Rispettando il copione dell’ipocrisia diplomatica tutti i governi mediorientali hanno allisciato l’ego di Trump attribuendo al presidente il merito del cessate il fuoco con lo stesso entusiasmo col quale, nell’ultima assemblea generale dell’Onu, avevano lodato in pubblico il suo intervento torrenziale e poi avevano sghignazzato alle sue spalle.
Ma a tutti è chiaro che Trump non potrà decidere da solo la partita di Gaza e le due questioni cui essa è collegata: se e come l’esercito israeliano si ritirerà dalla Striscia, chi avrà sovranità in futuro su quel territorio. Nelle prossime giornate gli israeliani dovrebbero attestarsi nella metà settentrionale della Striscia, così da liberare aree che attualmente occupano e dare modo ad Hamas di recuperare le salme degli ostaggi uccisi dai bombardamenti o scannati dai carcerieri nell’approssimarsi dei soldati. Ma non c’è accordo sulle tappe di ritiri ulteriori.
Soprattutto se nascessero contrasti sul disarmo di Hamas, condizione al momento vaga (quali armi andranno consegnate? A chi?), il governo Netanyahu potrebbe rifiutarsi di abbandonare la Striscia. Mancando un accordo di pace. In quel caso, non comincerebbe la ricostruzione delle città distrutte e tanti palestinesi accampati tra le rovine sarebbero sospinti verso l’esilio. La destra israeliana coglierebbe il risultato che si era prefissa: tenersi parte della Striscia, spopolarla con una pulizia etnica per così dire “volontaria” e sventare la possibilità che una Gaza liberata (dagli israeliani e da Hamas) diventi il nucleo di una Palestina indipendente, inclusiva di parte del West Bank.
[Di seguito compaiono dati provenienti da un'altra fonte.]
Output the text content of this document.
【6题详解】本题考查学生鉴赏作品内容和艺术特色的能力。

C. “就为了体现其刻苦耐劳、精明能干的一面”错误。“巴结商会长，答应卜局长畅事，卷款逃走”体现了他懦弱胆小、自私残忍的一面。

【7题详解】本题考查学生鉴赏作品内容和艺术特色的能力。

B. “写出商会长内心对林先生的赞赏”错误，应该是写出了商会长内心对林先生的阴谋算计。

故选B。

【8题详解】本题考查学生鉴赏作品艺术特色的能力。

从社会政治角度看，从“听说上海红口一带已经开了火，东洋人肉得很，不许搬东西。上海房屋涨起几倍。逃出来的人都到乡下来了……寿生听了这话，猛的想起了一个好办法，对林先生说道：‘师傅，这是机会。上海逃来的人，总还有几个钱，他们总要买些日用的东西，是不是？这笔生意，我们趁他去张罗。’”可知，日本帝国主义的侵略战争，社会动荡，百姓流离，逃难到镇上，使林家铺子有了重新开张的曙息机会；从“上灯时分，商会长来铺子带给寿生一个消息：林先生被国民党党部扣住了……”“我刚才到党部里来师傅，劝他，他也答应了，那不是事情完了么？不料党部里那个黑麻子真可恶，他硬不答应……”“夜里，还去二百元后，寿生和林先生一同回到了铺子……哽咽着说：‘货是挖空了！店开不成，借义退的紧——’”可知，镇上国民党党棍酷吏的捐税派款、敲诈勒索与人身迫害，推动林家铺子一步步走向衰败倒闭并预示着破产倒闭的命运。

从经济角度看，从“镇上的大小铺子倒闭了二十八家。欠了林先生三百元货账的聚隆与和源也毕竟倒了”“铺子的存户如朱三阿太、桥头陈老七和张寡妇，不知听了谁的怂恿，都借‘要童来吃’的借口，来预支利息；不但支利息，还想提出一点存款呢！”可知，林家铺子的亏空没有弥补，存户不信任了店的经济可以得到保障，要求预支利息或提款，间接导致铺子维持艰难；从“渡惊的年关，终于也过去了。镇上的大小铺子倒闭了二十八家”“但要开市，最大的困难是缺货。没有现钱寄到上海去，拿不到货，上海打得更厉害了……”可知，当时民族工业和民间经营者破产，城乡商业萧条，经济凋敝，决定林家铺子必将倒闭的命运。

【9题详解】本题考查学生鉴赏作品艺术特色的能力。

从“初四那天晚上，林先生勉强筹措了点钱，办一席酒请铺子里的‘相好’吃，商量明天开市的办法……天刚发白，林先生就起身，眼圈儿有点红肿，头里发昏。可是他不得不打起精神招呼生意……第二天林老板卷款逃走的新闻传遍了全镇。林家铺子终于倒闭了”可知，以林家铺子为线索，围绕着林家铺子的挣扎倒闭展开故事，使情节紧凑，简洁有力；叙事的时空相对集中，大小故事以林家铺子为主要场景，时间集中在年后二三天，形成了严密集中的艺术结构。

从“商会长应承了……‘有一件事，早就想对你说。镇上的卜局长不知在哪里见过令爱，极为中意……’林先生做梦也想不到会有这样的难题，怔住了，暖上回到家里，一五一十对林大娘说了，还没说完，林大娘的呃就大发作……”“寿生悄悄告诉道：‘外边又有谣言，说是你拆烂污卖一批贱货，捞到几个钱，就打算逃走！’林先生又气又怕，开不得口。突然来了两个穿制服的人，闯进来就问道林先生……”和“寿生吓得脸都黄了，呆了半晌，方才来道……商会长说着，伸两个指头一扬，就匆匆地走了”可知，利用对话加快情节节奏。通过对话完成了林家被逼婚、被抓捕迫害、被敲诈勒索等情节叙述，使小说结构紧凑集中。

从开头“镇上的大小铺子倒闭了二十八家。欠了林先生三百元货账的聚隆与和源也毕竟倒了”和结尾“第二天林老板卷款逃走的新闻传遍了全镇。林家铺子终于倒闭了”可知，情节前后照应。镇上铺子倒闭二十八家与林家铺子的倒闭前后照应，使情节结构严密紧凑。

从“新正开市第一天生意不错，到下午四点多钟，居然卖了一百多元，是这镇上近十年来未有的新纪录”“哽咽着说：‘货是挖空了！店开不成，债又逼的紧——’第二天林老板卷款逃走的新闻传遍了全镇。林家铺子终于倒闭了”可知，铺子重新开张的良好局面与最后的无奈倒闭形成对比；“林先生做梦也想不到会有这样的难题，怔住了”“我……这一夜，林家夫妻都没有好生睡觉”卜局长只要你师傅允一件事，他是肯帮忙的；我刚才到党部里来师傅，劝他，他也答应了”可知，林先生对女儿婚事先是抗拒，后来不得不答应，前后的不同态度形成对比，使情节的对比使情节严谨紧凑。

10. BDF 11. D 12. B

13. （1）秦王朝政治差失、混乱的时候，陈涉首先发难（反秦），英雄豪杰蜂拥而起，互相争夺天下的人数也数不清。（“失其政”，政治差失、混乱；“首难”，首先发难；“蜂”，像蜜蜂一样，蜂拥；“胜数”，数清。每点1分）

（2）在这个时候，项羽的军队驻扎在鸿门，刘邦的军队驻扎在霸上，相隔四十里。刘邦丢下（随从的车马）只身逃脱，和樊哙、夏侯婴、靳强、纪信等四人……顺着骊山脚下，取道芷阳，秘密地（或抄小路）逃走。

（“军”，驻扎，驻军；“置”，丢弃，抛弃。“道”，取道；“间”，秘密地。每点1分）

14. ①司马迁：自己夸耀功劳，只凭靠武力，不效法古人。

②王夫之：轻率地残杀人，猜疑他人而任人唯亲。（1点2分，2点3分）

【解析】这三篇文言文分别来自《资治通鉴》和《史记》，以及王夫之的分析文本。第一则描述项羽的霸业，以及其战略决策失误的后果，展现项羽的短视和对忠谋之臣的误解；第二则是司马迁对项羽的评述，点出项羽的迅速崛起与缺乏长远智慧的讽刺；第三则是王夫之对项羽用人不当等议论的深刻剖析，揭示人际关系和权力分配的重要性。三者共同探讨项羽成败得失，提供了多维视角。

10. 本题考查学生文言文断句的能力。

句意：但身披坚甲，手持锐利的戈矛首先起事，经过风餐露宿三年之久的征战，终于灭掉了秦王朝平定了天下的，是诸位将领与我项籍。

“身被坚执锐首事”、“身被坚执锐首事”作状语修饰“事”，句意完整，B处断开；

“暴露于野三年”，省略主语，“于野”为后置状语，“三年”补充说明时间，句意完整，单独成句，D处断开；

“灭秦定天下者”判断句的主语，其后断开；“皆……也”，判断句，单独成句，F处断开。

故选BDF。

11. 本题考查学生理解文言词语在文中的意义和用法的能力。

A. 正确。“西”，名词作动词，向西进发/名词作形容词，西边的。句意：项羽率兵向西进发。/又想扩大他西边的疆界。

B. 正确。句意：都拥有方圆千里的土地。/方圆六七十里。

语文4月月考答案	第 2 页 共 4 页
Se questa consecuzione di manovre non riuscisse, il governo israeliano mancherebbe l’obiettivo cui ha sacrificato le vite di oltre mille soldati: impedire la nascita della Palestina.
Di sicuro un conflitto combattuto non più con le armi ma con la diplomazia priva Israele del suo vantaggio strategico. Tanto più perché l’atmosfera sta cambiando anche negli Stati Uniti, dove influenti opinionmaker della destra americana, come Tucker Carlson o Elon Musk, si chiedono perché mai Washington dovrebbe continuare a sostenere un alleato che ora raccontano come sleale e prepotente, Israele.
Inoltre e soprattutto: non solo Israele ha perso definitivamente il monopolio della verità, ma i tormenti inflitti ai palestinesi, documentati da filmati nel web e non più invisibili, hanno reso l’umanità di una popolazione, i palestinesi, che finora non entrava nell’orizzonte delle opinioni pubbliche occidentali se non nei panni del terrorista.
Questo lato "emozionale” del conflitto spesso è ignorato, eppure il cammino verso la pace diventerà possibile solo quando palestinesi e israeliani riusciranno a provare empatia per le sofferenze dell’Altro. Forse è meno difficile di quanto si ricavi dall’astio non negoziabile tra i loro vertici politici.